When Databricks signed on to acquire MosaicML this week for approximately $1.3 billion, it heralded the next trend in generative AI – namely, enterprise ownership of data for training large language models (LLMs).

First, a word about the acquisition: Databricks, a mature startup founded in 2013, specializes in the data lakehouse, a model that combines data warehousing – the analysis of data from a common repository – with data lake functionality, meaning the storage of data in its original state. Databricks claims over 7,000 customers worldwide, including ABN Amro, AT&T, Comcast, Conde Nast, Rolls Royce, Scribd, Sega, Shell, TD Bank, Toyota, and Walgreens, among others. It has raised $3.6 billion in several funding rounds from many investors, including Counterpoint Global, Baillie Gifford, Clearbridge, and Andreessen Horowitz.

MosaicML offers LLMs that feature security, speed, and the ability to customize using enterprise-specific datasets as input rather than publicly available data.
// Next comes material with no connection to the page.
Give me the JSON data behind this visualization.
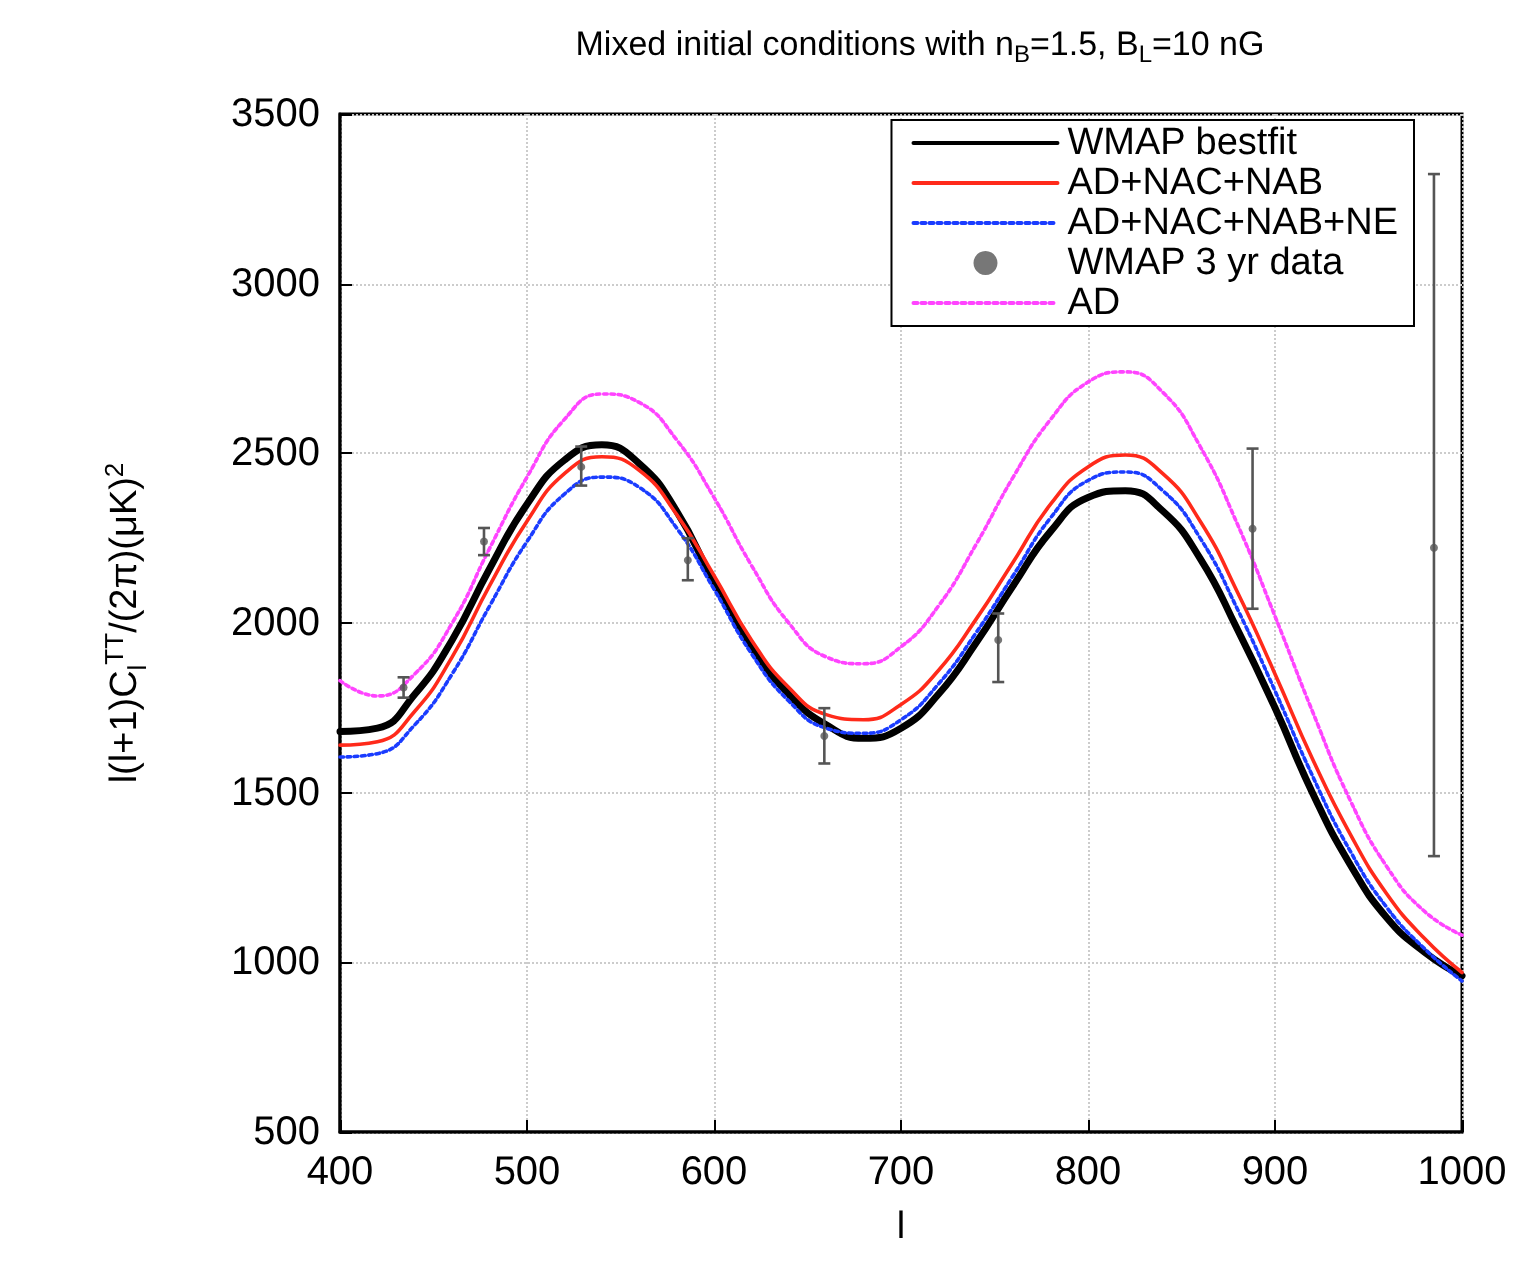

Founded in 2021 by Naveen Rao (ex-Intel and ex-CEO of Nervana Systems, which was sold to Intel for about $350 million in 2016) and Hanlin Tang (ex-Intel, ex-Nervana), MosaicML raised $64 million from investors including Lux Capital, DCVC, AME Cloud Ventures, Future Ventures, and Playground Global, among others. It claims its MPT-7B LLM has had more than 3.3 million downloads. Its customers include the Allen Institute for AI (AI2), Generally Intelligent, Hippocratic AI, Replit, and Scatter Labs.

MosaicML’s mission was summarized in a blog by cofounders Rao and Tang this week:

“We started MosaicML to solve the hard engineering and research problems necessary to make large scale neural network training and inference more accessible to everyone. With the recent generative AI wave, this mission has taken center stage. We fundamentally believe in a better world where everyone is empowered to train their own models, imbued with their own data, wisdom, and creativity, rather than have this capability centralized in a few generic models.”

The acquisition of MosaicML should give Databricks customers the opportunity to to generate LLMs using the data stored in Databricks lakehouse format. It’s a clever and prescient move toward enabling enterprises to benefit from generative AI in ways not possible just using chatbots and general-purpose models.

One of MosaicML’s customers, Hippocratic AI, for instance, claims to have outperformed OpenAI’s GPT-4 on a range of metrics, including exceeding the chatbot on 105 of 114 tests and certifications. Hippocratic AI launched in May 2023 with $50 million in seed money from General Catalyst and Andreessen Horowitz.

Snowflake Too

While Databricks was busy acquiring MosaicML, its chief competitor, Snowflake (NYSE: SNOW) was also making a generative AI deal. At Snowflake’s Summit 2023 conference in Las Vegas this week, Snowflake and NVIDIA (Nasdaq: NVDA) announced a partnership in which Snowflake customers will use NVIDIA’s NeMo LLM platform to develop their own models – with their own data stored in Snowflake. In a press release, Snowflake CEO Frank Slootman stated:

“Snowflake’s partnership with NVIDIA will bring high-performance machine learning and artificial intelligence to our vast volumes of proprietary and structured enterprise data, a new frontier to bringing unprecedented insights, predictions and prescriptions to the global world of business.”

The two deals cited above indicate a solid trend toward making generative AI work for enterprises concerned with security, authenticity, and specificity. By leveraging data already stored in cloud-native, scalable accounts, large enterprise customers will be able to move quickly and economically to leverage the latest in AI. And who knows, maybe the Databricks/MosaicML pairup will lead Databricks closer to its anticipated IPO, market conditions allowing.